Wednesday, November 10, 2010

A quiet week...

During these past seven or eight days, I have spent much time in prayer. On my knees. At the kitchen sink. Driving from one place to another. Sitting still. Remembering. Wishing. Hoping. Sending out buckets and showers of love and light. Pleading for relief and peace.


I lit the pair of candles in the bottom right corner.
I never pray for myself alone. Ever.
*


For and and on behalf a friend and her daughter and their entire family.
For another one out on the west coast visiting family.
For another desperately seeking a job.
For another who began a new job recently, having to hand her son over to someone else to care for during the hours while she works.
For another watching her mother battle valiantly against that horrific monster of cancer.
For another who has moved back to the city of her upbringing, a place that holds both good and horrible memories.
For several sister-souls that are deciding whether or not to have children, fearful that motherhood may not be an option for them at all.
For another whose son was threatened at school - by a boy with a gun.
For another with a new granddaughter.
For another in a faraway country, still adjusting to life with a baby in her family's home.
For another whose son is entering the world of tennis, a demanding, expensive, time-ravenous world.
For another who underwent surgery yesterday.
For another whose refusal to rest and enjoy the simple pleasures in life both wearies and worries me.

And for so many others, that this list - and my time in prayer -
could, can, and often does go on for pages and hours and entire days.


I stood under this hole in the ceiling of the Pantheon in Rome for a long time.
I felt the ceiling of my soul open wide as I stood there looking up.
Love and light poured in. So did sorrow and pain.
I often recall Jen Lemen's words when the sorrow feels too big:
"Something healing this way comes."
*

Just now, when I sat down to think about and pray for the dear ones listed here and the many others that enter my mind and heart whenever I crack my soul open even just a little bit, I looked up at the wall above my desk and an email sent to me about a year ago caught my eye. My best friend from childhood back in Brooklyn wrote it at a time when my family and I, but especially my dear daughter, was heavy in her thoughts and prayers. I trust that she won't mind if I share part of that email here with you, my dear friends, who are often in my thoughts and prayers.
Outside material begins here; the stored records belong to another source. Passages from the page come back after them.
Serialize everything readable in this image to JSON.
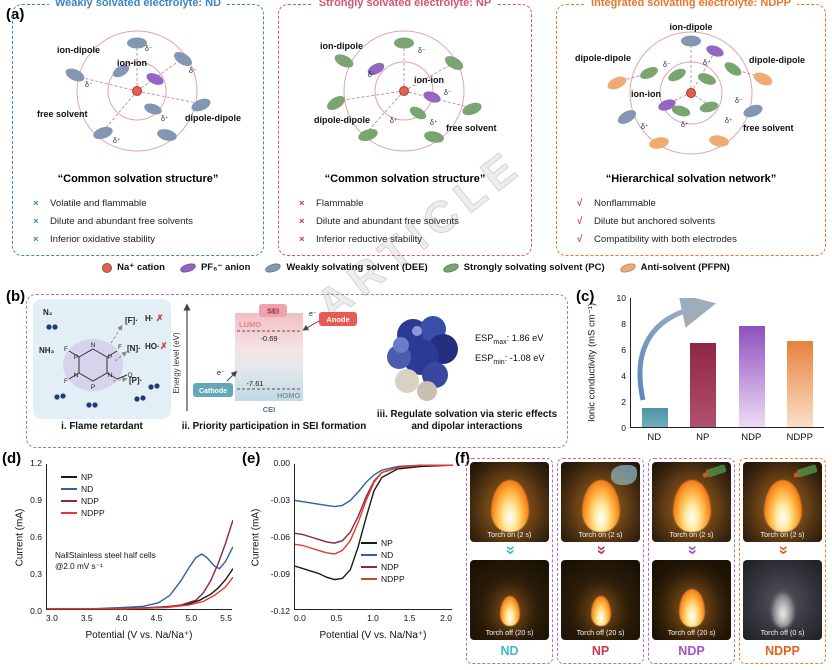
{
  "watermark": "ARTICLE",
  "symbols": {
    "delta_minus": "δ⁻",
    "delta_plus": "δ⁺",
    "cross": "✗",
    "electron": "e⁻"
  },
  "panel_labels": {
    "a": "(a)",
    "b": "(b)",
    "c": "(c)",
    "d": "(d)",
    "e": "(e)",
    "f": "(f)"
  },
  "panel_a": {
    "boxes": [
      {
        "title": "Weakly solvated electrolyte: ND",
        "accent": "#3d85c0",
        "bullet_color": "#3d85c0",
        "bullet_mark": "×",
        "subtitle": "“Common solvation structure”",
        "labels": {
          "ion_dipole": "ion-dipole",
          "ion_ion": "ion-ion",
          "dipole_dipole": "dipole-dipole",
          "free_solvent": "free solvent"
        },
        "bullets": [
          "Volatile and flammable",
          "Dilute and abundant free solvents",
          "Inferior oxidative stability"
        ]
      },
      {
        "title": "Strongly solvated electrolyte: NP",
        "accent": "#d4566a",
        "bullet_color": "#c23b50",
        "bullet_mark": "×",
        "subtitle": "“Common solvation structure”",
        "labels": {
          "ion_dipole": "ion-dipole",
          "ion_ion": "ion-ion",
          "dipole_dipole": "dipole-dipole",
          "free_solvent": "free solvent"
        },
        "bullets": [
          "Flammable",
          "Dilute and abundant free solvents",
          "Inferior reductive stability"
        ]
      },
      {
        "title": "Integrated solvating electrolyte: NDPP",
        "accent": "#e8772e",
        "bullet_color": "#c23b50",
        "bullet_mark": "√",
        "subtitle": "“Hierarchical solvation network”",
        "labels": {
          "ion_dipole": "ion-dipole",
          "dipole_dipole": "dipole-dipole",
          "dipole_dipole2": "dipole-dipole",
          "ion_ion": "ion-ion",
          "free_solvent": "free solvent"
        },
        "bullets": [
          "Nonflammable",
          "Dilute but anchored solvents",
          "Compatibility with both electrodes"
        ]
      }
    ],
    "legend": [
      {
        "label": "Na⁺ cation",
        "color": "#e0614f",
        "shape": "circle"
      },
      {
        "label": "PF₆⁻ anion",
        "color": "#9266c2",
        "shape": "ellipse"
      },
      {
        "label": "Weakly solvating solvent (DEE)",
        "color": "#8396b2",
        "shape": "ellipse"
      },
      {
        "label": "Strongly solvating solvent (PC)",
        "color": "#7aa571",
        "shape": "ellipse"
      },
      {
        "label": "Anti-solvent (PFPN)",
        "color": "#f0aa74",
        "shape": "ellipse"
      }
    ]
  },
  "panel_b": {
    "i": {
      "caption": "i. Flame retardant",
      "n2": "N₂",
      "nh3": "NH₃",
      "f_rad": "[F]·",
      "h_rad": "H·",
      "n_rad": "[N]·",
      "ho_rad": "HO·",
      "p_rad": "[P]·"
    },
    "ii": {
      "caption": "ii. Priority participation in SEI formation",
      "axis_label": "Energy level (eV)",
      "sei": "SEI",
      "anode": "Anode",
      "cathode": "Cathode",
      "cei": "CEI",
      "lumo": "LUMO",
      "homo": "HOMO",
      "lumo_value": "-0.69",
      "homo_value": "-7.61"
    },
    "iii": {
      "caption": "iii. Regulate solvation via steric effects and dipolar interactions",
      "esp_name": "ESP",
      "esp_max_sub": "max",
      "esp_max_value": ": 1.86 eV",
      "esp_min_sub": "min",
      "esp_min_value": ": -1.08 eV"
    }
  },
  "chart_data": [
    {
      "id": "c",
      "type": "bar",
      "ylabel": "Ionic conductivity (mS cm⁻¹)",
      "ylim": [
        0,
        10
      ],
      "yticks": [
        0,
        2,
        4,
        6,
        8,
        10
      ],
      "ytick_labels": [
        "10",
        "8",
        "6",
        "4",
        "2",
        "0"
      ],
      "categories": [
        "ND",
        "NP",
        "NDP",
        "NDPP"
      ],
      "values": [
        1.5,
        6.5,
        7.8,
        6.7
      ],
      "bars": [
        {
          "label": "ND",
          "value": 1.5,
          "top": "#4f93a3",
          "bottom": "#6fafbf"
        },
        {
          "label": "NP",
          "value": 6.5,
          "top": "#8e2743",
          "bottom": "#b2506b"
        },
        {
          "label": "NDP",
          "value": 7.8,
          "top": "#8f4fbf",
          "bottom": "#ecdcf5"
        },
        {
          "label": "NDPP",
          "value": 6.7,
          "top": "#e8823e",
          "bottom": "#fae0c8"
        }
      ]
    },
    {
      "id": "d",
      "type": "line",
      "xlabel": "Potential (V vs. Na/Na⁺)",
      "ylabel": "Current (mA)",
      "annotation_line1": "Na‖Stainless steel half cells",
      "annotation_line2": "@2.0 mV s⁻¹",
      "xlim": [
        3.0,
        5.5
      ],
      "ylim": [
        0,
        1.2
      ],
      "xtick_labels": [
        "3.0",
        "3.5",
        "4.0",
        "4.5",
        "5.0",
        "5.5"
      ],
      "ytick_labels": [
        "1.2",
        "0.9",
        "0.6",
        "0.3",
        "0.0"
      ],
      "series": [
        {
          "name": "NP",
          "color": "#1a1a1a",
          "x": [
            3.0,
            3.5,
            4.0,
            4.4,
            4.7,
            4.9,
            5.05,
            5.2,
            5.3,
            5.4,
            5.5
          ],
          "y": [
            0.01,
            0.01,
            0.01,
            0.02,
            0.03,
            0.05,
            0.08,
            0.13,
            0.18,
            0.25,
            0.34
          ]
        },
        {
          "name": "ND",
          "color": "#2f5fa5",
          "x": [
            3.0,
            3.6,
            4.0,
            4.3,
            4.5,
            4.65,
            4.8,
            4.9,
            5.0,
            5.08,
            5.15,
            5.25,
            5.32,
            5.4,
            5.5
          ],
          "y": [
            0.01,
            0.01,
            0.02,
            0.03,
            0.06,
            0.12,
            0.24,
            0.34,
            0.43,
            0.46,
            0.43,
            0.36,
            0.34,
            0.4,
            0.52
          ]
        },
        {
          "name": "NDP",
          "color": "#8e2743",
          "x": [
            3.0,
            4.0,
            4.5,
            4.8,
            5.0,
            5.1,
            5.2,
            5.3,
            5.4,
            5.5
          ],
          "y": [
            0.01,
            0.01,
            0.02,
            0.04,
            0.08,
            0.14,
            0.24,
            0.38,
            0.55,
            0.74
          ]
        },
        {
          "name": "NDPP",
          "color": "#e23b2e",
          "x": [
            3.0,
            4.0,
            4.6,
            4.9,
            5.1,
            5.25,
            5.4,
            5.5
          ],
          "y": [
            0.01,
            0.01,
            0.02,
            0.04,
            0.07,
            0.12,
            0.19,
            0.27
          ]
        }
      ]
    },
    {
      "id": "e",
      "type": "line",
      "xlabel": "Potential (V vs. Na/Na⁺)",
      "ylabel": "Current (mA)",
      "xlim": [
        0,
        2.0
      ],
      "ylim": [
        -0.12,
        0
      ],
      "xtick_labels": [
        "0.0",
        "0.5",
        "1.0",
        "1.5",
        "2.0"
      ],
      "ytick_labels": [
        "0.00",
        "-0.03",
        "-0.06",
        "-0.09",
        "-0.12"
      ],
      "series": [
        {
          "name": "NP",
          "color": "#1a1a1a",
          "x": [
            0.0,
            0.1,
            0.2,
            0.3,
            0.4,
            0.5,
            0.6,
            0.7,
            0.8,
            0.9,
            1.0,
            1.1,
            1.3,
            1.6,
            2.0
          ],
          "y": [
            -0.084,
            -0.086,
            -0.088,
            -0.09,
            -0.093,
            -0.095,
            -0.094,
            -0.087,
            -0.068,
            -0.044,
            -0.022,
            -0.011,
            -0.004,
            -0.002,
            -0.001
          ]
        },
        {
          "name": "ND",
          "color": "#2f5fa5",
          "x": [
            0.0,
            0.1,
            0.2,
            0.3,
            0.4,
            0.5,
            0.6,
            0.7,
            0.8,
            0.9,
            1.0,
            1.1,
            1.3,
            1.6,
            2.0
          ],
          "y": [
            -0.03,
            -0.031,
            -0.032,
            -0.033,
            -0.034,
            -0.035,
            -0.034,
            -0.03,
            -0.023,
            -0.015,
            -0.009,
            -0.005,
            -0.002,
            -0.001,
            -0.001
          ]
        },
        {
          "name": "NDP",
          "color": "#8e2743",
          "x": [
            0.0,
            0.1,
            0.2,
            0.3,
            0.4,
            0.5,
            0.6,
            0.7,
            0.8,
            0.9,
            1.0,
            1.1,
            1.3,
            1.6,
            2.0
          ],
          "y": [
            -0.057,
            -0.058,
            -0.06,
            -0.062,
            -0.064,
            -0.065,
            -0.063,
            -0.056,
            -0.043,
            -0.027,
            -0.014,
            -0.007,
            -0.003,
            -0.001,
            -0.001
          ]
        },
        {
          "name": "NDPP",
          "color": "#e23b2e",
          "x": [
            0.0,
            0.1,
            0.2,
            0.3,
            0.4,
            0.5,
            0.6,
            0.7,
            0.8,
            0.9,
            1.0,
            1.1,
            1.3,
            1.6,
            2.0
          ],
          "y": [
            -0.066,
            -0.067,
            -0.069,
            -0.071,
            -0.073,
            -0.074,
            -0.071,
            -0.063,
            -0.048,
            -0.03,
            -0.015,
            -0.007,
            -0.003,
            -0.001,
            -0.001
          ]
        }
      ]
    }
  ],
  "panel_f": {
    "columns": [
      {
        "name": "ND",
        "color": "#3fb8cc",
        "border": "#b06fc9",
        "on_caption": "Torch on (2 s)",
        "off_caption": "Torch off (20 s)"
      },
      {
        "name": "NP",
        "color": "#c23b50",
        "border": "#b06fc9",
        "on_caption": "Torch on (2 s)",
        "off_caption": "Torch off (20 s)"
      },
      {
        "name": "NDP",
        "color": "#a455c8",
        "border": "#b06fc9",
        "on_caption": "Torch on (2 s)",
        "off_caption": "Torch off (20 s)"
      },
      {
        "name": "NDPP",
        "color": "#e8601e",
        "border": "#e8822e",
        "on_caption": "Torch on (2 s)",
        "off_caption": "Torch off (0 s)"
      }
    ]
  }
}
She wrote: "This morning in my little prayer closet (yes, I've actually transformed a corner of my closet into a little prayer closet) you and Kris were very much on my heart. I'm thankful for the progress made so far and all the great things God has done. And I hear the Lord saying, 'Am I not about to preserve and save? Am I not able to do exceedingly abundantly beyond man's greatest, most creative and cunning thoughts? This has never been out from under my control even though at times it felt as though it was. If I can hold the world together simply by the power of My word, shall I not surely hold you together, Kris together, your family togther and bring you through to the most powerful testimony you could have ever thought possible I would give you to share? I see your tiredness and I'm aware of how you feel. My grace, my grace is ever sufficient for you. Can I not multiply it so that it is enough? Just like fish and bread, there will be extra baskets full. And you can share it with, impart it to someone else in need of that same grace.'"

She was right. We have come through to a place we couldn't have imagined at that difficult time. Our family and my daughter and I have been held together - sometimes by the thinnest and weakest of cords. Frayed cords. But we are still together.

And now I am able to share grace and strength and encouraging words and stories of our experiences, my experiences with others at times when they are desperately in need of a listening ear and a helping hand. I can hold on to hope for others who are now facing and fighting battles that feel overwhelming, challenges that feel insurmountable, and mountains that feel both immoveable and unclimbable. I pray that each one will pay the prayers and support forward, to the mothers and friends and neighbors and parents and children in their current life situations - and in the future - who need hope and tenderness and mercy and forgiveness and acceptance to be held and offered to them.


Prayer on the wall in the basement of the National Cathedral, Washington, DC.
*


It has been a quiet week. Tear-soaked. Prayer-woven. Hope-full.
Day after day, hour after hour, I return to the same lines, the same thoughts, the same pleas:
Lord, have mercy. Christ, have mercy. Lord, have mercy.
All shall be well. All shall be well. All manner of thing shall be well.